Note: This discussion has been included in the list of Museums and libraries-related deletion discussions. Dom from Paris (talk) 19:33, 17 March 2018 (UTC)[reply]
Note: This discussion has been included in the list of California-related deletion discussions. Dom from Paris (talk) 19:33, 17 March 2018 (UTC)[reply]
@Econterms: Unless I'm very much mistaken notability is not inherited. I looked over the new sources do you mind pointing out which ones are in depth independent coverage as I can only see passing mentions in RS. The rest are associated sources. Dom from Paris (talk) 09:34, 18 March 2018 (UTC)[reply]
I'm not making a legal or administrative claim, just stating my view. The subject also received an award whose recipients are treated as notable on this list: List of members of the Ordre des Arts et des Lettres -- econterms (talk) 21:34, 19 March 2018 (UTC)[reply]
Note: This discussion has been included in the list of Women-related deletion discussions. Coolabahapple (talk) 09:48, 18 March 2018 (UTC)[reply]
  • Keep Interesting concept that WP:INHERITED means we should not argue that people are notable on account of the jobs they do. That's not my reading. My take is that, even if a job is notable, a person doing it is not notable unless they are personally covered in independent, reliable sources. For example.[1][2][3] WP:GNG and WP:ANYBIO do not discount local sources.
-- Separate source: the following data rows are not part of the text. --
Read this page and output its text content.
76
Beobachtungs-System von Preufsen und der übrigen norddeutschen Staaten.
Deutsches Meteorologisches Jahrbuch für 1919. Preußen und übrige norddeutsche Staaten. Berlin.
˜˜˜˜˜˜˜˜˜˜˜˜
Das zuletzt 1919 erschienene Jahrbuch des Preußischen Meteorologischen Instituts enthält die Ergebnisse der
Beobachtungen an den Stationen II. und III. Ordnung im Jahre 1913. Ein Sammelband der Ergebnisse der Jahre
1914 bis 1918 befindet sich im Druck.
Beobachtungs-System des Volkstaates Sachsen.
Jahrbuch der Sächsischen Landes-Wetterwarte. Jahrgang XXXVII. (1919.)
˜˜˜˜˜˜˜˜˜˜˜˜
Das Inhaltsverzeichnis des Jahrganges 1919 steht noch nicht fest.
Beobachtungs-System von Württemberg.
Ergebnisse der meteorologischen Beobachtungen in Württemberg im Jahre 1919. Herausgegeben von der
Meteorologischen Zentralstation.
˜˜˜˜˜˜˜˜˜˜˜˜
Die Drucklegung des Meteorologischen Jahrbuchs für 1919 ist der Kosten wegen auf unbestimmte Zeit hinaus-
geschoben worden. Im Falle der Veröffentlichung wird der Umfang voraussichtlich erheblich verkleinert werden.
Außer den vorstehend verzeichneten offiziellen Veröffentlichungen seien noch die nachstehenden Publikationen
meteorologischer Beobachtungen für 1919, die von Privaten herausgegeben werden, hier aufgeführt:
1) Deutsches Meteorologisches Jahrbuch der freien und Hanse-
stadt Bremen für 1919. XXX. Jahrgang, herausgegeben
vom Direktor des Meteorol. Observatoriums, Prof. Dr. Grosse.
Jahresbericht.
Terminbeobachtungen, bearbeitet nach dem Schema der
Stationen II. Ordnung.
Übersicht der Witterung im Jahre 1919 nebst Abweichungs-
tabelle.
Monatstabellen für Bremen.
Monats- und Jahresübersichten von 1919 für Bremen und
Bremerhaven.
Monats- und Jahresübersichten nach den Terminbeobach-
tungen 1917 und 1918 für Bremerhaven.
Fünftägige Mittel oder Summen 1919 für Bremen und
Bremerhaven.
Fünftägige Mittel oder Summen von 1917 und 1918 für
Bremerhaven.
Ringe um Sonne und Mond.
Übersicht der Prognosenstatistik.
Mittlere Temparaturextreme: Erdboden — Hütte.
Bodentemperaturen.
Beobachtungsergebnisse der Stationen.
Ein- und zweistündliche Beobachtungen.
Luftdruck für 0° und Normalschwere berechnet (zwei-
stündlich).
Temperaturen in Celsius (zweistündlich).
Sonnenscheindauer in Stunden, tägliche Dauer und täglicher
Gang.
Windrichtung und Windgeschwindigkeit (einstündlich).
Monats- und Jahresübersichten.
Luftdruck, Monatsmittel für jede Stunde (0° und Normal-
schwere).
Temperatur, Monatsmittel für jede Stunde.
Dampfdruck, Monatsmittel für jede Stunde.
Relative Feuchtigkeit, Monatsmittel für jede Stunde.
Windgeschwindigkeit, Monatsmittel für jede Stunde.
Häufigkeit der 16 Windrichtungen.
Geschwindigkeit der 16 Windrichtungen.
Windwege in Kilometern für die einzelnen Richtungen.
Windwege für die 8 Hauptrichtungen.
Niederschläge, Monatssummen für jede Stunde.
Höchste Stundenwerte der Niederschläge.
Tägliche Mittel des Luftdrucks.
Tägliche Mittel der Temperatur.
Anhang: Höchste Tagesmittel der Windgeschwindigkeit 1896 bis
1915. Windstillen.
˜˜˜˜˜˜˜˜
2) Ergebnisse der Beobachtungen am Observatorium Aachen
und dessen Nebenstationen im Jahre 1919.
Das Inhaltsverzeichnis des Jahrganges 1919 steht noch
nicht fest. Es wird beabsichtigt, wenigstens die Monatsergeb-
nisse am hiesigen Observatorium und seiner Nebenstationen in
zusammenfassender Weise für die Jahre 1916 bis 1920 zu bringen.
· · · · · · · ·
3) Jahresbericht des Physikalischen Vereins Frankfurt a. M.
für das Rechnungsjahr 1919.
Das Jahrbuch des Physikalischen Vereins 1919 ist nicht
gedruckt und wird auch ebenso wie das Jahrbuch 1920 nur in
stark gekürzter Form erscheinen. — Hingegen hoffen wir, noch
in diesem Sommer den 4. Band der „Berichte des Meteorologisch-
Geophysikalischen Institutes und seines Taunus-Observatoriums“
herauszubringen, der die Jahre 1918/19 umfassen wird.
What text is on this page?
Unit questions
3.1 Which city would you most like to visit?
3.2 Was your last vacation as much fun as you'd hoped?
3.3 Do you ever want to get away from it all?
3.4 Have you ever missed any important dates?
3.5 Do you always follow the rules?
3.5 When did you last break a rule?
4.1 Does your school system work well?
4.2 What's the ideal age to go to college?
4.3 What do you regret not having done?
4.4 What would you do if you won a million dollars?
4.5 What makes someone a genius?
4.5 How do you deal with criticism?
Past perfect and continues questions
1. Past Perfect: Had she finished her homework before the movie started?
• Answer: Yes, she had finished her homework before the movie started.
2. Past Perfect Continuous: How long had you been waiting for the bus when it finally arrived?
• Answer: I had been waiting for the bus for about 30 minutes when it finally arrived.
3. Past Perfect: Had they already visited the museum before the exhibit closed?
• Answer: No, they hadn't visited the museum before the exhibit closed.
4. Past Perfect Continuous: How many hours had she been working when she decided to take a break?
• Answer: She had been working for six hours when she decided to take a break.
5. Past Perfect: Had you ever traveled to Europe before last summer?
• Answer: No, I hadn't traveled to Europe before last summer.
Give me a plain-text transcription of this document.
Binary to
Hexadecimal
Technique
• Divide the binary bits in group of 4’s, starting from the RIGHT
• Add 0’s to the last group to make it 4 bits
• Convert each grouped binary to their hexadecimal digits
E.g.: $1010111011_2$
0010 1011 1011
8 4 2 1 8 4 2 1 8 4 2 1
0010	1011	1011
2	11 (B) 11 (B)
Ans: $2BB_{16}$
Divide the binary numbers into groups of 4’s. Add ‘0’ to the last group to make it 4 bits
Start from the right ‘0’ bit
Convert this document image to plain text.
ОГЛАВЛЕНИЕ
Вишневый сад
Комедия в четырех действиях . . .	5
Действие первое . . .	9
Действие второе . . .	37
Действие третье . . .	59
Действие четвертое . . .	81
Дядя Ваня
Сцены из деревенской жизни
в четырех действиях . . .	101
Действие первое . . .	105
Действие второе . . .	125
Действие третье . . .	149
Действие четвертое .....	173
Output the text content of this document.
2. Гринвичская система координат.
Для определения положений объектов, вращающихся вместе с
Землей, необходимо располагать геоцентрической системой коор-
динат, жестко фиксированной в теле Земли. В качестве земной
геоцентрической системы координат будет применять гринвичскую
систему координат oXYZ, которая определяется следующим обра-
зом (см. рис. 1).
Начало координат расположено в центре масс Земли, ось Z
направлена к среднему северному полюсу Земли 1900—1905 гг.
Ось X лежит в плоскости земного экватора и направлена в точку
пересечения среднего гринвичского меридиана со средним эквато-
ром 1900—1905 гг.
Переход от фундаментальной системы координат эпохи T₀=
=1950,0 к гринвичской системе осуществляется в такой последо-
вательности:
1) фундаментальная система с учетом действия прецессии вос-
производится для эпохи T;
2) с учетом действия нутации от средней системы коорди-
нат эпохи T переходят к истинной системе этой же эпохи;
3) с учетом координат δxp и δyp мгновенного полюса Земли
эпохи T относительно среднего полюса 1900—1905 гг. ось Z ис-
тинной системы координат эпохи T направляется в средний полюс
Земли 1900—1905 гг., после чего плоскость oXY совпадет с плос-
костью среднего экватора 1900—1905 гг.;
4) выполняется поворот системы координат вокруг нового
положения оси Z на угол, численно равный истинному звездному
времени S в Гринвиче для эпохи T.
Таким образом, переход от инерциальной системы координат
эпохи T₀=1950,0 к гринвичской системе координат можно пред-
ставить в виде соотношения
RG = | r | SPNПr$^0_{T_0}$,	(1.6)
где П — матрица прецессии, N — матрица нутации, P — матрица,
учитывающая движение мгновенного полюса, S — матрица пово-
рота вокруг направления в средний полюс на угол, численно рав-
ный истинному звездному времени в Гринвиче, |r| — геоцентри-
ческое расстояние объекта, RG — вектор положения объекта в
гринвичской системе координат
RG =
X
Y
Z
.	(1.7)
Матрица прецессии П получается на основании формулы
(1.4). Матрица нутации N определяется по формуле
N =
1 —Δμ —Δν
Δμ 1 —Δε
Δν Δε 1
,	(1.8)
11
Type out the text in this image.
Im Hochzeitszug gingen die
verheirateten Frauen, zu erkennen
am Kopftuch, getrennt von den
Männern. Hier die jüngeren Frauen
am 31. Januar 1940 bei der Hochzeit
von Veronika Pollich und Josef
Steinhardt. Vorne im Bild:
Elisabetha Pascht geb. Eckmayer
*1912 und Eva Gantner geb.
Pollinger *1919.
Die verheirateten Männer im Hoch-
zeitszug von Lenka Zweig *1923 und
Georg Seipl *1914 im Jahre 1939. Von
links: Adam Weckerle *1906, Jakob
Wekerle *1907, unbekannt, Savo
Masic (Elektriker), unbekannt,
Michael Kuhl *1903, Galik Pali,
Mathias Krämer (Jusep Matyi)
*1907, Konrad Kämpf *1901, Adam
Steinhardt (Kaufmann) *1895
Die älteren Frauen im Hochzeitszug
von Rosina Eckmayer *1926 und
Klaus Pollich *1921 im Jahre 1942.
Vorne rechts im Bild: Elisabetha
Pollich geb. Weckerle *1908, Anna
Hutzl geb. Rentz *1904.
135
Thincat (talk) 10:07, 18 March 2018 (UTC)[reply]
As it says "Inherited notability is the idea that something qualifies for an article merely because it was associated with some other, legitimately notable subjects. This is usually phrased as "____ is notable, because it is associated with Important" there are a lot of very notable organisations for which the CEO is not considered as notable over and above his relation with that organisation. I would also say that readership does matter. The Californian has a distribution of something between 7and 10k. There is an essay that I can't pay my hands on that explains that distribution matters. Dom from Paris (talk) 13:49, 18 March 2018 (UTC)[reply]
Domdeparis no there isn't any policy regarding how large the circulation of a source is. All that matters is that it's a reliable source. Essays aren't policy. Megalibrarygirl (talk) 20:32, 18 March 2018 (UTC)[reply]
I agree essays are not.policy but would a piece in a local paper with a circulation of 10k be sufficient to show notability for all biographies? If it is then we are going to have a hard time in AfD debates because most local businessmen will pass that one. Authors require much stricter levels of notability as do actors. If you are saying that this article is good enough for GNG we might as well forget the topic specific guidelines because everyone will be able to pull up local news coverage for almost any subject. Dom from Paris (talk) 23:42, 18 March 2018 (UTC)[reply]
I found the piece I was looking.for and it is actually policy but it refers to organisations WP:AUD. I am curious to know what you think..Dom from Paris (talk) 23:57, 18 March 2018 (UTC)[reply]
The above discussion is preserved as an archive of the debate. Please do not modify it. Subsequent comments should be made on the appropriate discussion page (such as the article's talk page or in a deletion review). No further edits should be made to this page.